The War of 1812 occurred during the administration of William Hawkins. France and Great Britain, fighting on the high seas, had been a threat to American peace for a number of years. With the impressment of American seamen, the balance against Great Britain led to a declation of war by Congress on June 18, 1812. The militia was organized in several counties and fortifications along the North Carolina coast were reinforced. With 15,000 men on the militia rolls, Governor Hawkins found no difficulty in furnishing the 7,000 artillerymen, cavalrymen, infantrymen, and riflemen requested by U.S. President James Madison.

== War of 1812 ==
British naval vessels and privateers harassed coastal shipping throughout the War of 1812. As the federal government was unable to spare enough troops or ships to protect the coast, the militia assumed most of the burden for its defense. The British sent landing parties ashore at several places. In November 1813 three barges of armed men from the British privateer Mars captured several American vessels anchored at New Inlet.
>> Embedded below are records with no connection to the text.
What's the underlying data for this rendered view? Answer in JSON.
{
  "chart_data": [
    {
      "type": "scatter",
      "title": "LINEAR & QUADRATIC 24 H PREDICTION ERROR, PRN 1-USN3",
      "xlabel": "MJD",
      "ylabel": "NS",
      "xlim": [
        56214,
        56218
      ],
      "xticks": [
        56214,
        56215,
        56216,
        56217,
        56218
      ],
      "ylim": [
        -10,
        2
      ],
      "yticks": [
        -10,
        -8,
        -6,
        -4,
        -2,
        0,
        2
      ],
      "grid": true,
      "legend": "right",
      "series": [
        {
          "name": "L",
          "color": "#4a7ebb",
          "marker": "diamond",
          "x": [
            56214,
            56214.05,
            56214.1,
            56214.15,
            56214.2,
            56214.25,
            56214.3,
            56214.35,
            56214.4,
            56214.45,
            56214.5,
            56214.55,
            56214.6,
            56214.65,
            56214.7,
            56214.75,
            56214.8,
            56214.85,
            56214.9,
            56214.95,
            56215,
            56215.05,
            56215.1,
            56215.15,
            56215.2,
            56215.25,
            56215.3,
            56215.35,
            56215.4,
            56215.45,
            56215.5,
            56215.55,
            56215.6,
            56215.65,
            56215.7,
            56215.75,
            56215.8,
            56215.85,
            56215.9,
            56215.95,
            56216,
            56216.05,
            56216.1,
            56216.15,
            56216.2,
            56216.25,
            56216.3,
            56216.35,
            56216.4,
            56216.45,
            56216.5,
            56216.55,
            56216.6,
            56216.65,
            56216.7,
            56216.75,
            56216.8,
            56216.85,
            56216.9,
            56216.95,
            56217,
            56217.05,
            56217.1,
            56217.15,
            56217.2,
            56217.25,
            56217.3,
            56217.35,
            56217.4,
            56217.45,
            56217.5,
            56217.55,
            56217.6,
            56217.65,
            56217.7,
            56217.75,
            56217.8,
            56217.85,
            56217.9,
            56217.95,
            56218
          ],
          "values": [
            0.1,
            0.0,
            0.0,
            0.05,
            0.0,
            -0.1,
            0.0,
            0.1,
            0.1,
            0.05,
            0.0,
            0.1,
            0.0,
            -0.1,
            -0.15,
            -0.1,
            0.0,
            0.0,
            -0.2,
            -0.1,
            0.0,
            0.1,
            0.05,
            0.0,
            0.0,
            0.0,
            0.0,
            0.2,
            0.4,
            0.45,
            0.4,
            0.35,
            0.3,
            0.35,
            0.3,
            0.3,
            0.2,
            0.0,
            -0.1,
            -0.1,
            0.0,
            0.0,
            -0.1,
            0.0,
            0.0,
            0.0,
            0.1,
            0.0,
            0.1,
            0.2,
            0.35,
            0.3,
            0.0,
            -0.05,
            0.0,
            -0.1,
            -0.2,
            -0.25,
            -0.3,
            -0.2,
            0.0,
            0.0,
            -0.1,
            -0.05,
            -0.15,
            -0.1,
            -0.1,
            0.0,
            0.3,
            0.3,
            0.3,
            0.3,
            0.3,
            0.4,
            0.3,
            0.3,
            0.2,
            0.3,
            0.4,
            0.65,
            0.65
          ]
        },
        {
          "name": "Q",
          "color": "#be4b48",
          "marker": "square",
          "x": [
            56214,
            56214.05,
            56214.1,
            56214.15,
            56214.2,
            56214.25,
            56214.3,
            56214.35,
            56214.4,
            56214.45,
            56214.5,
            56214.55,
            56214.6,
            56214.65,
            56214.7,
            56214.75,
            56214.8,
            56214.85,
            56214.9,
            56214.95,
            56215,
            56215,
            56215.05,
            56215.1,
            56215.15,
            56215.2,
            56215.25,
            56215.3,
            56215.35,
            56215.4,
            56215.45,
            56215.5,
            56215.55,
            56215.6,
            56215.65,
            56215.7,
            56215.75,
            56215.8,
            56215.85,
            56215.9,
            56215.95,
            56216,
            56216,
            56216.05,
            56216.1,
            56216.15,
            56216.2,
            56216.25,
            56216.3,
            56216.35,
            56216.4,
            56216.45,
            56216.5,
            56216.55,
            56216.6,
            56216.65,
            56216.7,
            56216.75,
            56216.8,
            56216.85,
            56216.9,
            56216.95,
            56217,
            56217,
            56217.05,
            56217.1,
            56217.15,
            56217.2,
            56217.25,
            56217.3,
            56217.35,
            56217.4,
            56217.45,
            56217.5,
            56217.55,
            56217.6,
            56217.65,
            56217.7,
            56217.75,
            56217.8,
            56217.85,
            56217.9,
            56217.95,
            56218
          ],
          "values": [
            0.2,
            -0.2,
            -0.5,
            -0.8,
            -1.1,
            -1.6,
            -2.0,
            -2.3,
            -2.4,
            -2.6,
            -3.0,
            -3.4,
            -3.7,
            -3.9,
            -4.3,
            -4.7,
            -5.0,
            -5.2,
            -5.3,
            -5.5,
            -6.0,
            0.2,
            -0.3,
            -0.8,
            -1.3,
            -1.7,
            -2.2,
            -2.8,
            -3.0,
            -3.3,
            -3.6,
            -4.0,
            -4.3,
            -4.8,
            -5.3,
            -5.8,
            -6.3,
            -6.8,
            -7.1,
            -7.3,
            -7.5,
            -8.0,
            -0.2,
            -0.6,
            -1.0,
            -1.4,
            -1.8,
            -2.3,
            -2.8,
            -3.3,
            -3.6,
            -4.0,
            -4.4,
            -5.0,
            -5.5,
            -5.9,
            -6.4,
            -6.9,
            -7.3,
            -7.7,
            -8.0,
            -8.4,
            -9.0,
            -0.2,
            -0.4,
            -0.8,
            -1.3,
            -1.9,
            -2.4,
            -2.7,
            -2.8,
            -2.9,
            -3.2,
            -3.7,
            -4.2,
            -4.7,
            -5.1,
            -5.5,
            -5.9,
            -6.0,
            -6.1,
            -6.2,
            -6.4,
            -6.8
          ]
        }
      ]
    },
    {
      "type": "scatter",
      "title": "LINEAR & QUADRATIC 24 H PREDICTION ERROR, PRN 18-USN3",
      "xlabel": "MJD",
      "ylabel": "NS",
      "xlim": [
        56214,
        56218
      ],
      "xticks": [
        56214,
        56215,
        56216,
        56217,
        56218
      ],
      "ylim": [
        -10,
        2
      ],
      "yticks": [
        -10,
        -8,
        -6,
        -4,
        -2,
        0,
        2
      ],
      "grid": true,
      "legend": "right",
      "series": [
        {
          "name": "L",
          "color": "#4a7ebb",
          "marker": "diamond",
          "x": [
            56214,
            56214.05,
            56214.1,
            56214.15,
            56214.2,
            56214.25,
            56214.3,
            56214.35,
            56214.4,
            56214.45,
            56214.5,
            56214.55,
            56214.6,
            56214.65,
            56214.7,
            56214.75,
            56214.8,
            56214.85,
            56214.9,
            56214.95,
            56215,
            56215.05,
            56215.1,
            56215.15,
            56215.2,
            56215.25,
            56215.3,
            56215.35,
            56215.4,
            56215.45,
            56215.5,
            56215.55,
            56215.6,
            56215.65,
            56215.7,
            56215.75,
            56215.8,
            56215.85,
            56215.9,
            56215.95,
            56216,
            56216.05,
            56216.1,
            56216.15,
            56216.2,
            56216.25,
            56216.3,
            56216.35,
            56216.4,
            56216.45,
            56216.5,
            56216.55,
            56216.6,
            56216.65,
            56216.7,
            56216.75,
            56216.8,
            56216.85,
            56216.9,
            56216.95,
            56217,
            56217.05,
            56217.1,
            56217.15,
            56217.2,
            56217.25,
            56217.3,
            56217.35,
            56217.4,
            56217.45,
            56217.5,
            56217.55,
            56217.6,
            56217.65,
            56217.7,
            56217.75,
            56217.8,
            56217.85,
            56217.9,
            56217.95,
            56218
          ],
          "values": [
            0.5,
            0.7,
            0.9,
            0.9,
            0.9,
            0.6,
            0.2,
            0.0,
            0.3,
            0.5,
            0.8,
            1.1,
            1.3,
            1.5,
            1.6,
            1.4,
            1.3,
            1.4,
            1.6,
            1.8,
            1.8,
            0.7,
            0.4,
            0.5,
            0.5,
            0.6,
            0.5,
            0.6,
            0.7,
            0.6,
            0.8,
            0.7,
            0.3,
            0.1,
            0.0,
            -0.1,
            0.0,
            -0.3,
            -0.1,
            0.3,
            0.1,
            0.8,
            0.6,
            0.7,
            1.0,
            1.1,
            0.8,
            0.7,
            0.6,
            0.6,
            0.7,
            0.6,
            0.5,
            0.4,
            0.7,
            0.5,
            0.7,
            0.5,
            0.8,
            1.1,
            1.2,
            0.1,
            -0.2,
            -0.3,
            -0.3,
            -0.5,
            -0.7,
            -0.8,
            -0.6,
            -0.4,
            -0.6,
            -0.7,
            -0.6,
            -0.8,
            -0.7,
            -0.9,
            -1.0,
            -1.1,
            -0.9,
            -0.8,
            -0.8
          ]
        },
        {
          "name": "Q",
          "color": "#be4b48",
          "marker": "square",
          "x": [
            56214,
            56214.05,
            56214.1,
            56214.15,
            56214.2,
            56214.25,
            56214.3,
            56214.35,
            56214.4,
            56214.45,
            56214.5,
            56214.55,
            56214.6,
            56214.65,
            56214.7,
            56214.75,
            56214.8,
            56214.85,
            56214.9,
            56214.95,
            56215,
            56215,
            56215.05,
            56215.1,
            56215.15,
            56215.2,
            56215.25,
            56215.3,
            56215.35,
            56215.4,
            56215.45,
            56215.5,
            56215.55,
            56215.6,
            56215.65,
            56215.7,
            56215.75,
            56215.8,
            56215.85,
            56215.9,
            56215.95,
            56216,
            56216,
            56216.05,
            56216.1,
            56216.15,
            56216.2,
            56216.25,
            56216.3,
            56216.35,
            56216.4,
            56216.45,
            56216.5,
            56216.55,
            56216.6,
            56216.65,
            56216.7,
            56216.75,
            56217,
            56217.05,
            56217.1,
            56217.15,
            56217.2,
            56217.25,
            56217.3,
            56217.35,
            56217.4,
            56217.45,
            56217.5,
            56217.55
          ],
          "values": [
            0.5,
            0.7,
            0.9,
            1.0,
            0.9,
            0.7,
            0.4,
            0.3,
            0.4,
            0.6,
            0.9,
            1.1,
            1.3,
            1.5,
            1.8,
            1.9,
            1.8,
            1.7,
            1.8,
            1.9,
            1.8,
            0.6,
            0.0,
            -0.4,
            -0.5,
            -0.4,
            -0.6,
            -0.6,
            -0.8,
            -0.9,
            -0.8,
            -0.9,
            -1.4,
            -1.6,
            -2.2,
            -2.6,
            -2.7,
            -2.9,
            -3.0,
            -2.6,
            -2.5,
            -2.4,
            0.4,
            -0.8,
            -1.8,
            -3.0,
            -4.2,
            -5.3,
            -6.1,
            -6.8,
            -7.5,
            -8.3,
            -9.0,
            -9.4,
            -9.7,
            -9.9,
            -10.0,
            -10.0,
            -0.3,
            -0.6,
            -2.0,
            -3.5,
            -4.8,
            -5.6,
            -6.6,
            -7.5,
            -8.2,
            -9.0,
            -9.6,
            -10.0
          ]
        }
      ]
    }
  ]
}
The British were foiled by the militia, which managed to capture one barge and drive off the others. Governor Hawkins later requested, but failed to receive, federal assistance in building and manning forts to protect the state from another invasion. In another large raid in October 1814, this time against Currituck Inlet, the British captured three ships and burned three more but left as the militiamen arrived.

In the most serious attack against North Carolina during the War of 1812, Portsmouth and Ocracoke Island were occupied in July 1813. A British fleet, consisting of a large warship and assorted smaller craft under Rear-Admiral George Cockburn, reached Ocracoke Inlet about 9:00 p.m. on July 11. In short order, the British seized Portsmouth on the south side of the inlet, Ocracoke on the north side, and Shell Castle in the middle. Although the British captured two privateers, the Anaconda and Atlas, the revenue cutter Mercury outran the enemy ships, reaching New Bern in time to thwart any surprise strike on the mainland. News of the British invasion spread, and militia companies from as far away as Raleigh quickly marched to guard New Bern and other coastal towns. The British remained at Portsmouth and Ocracoke Island until July 16, sailing before the militia companies could reach the coast.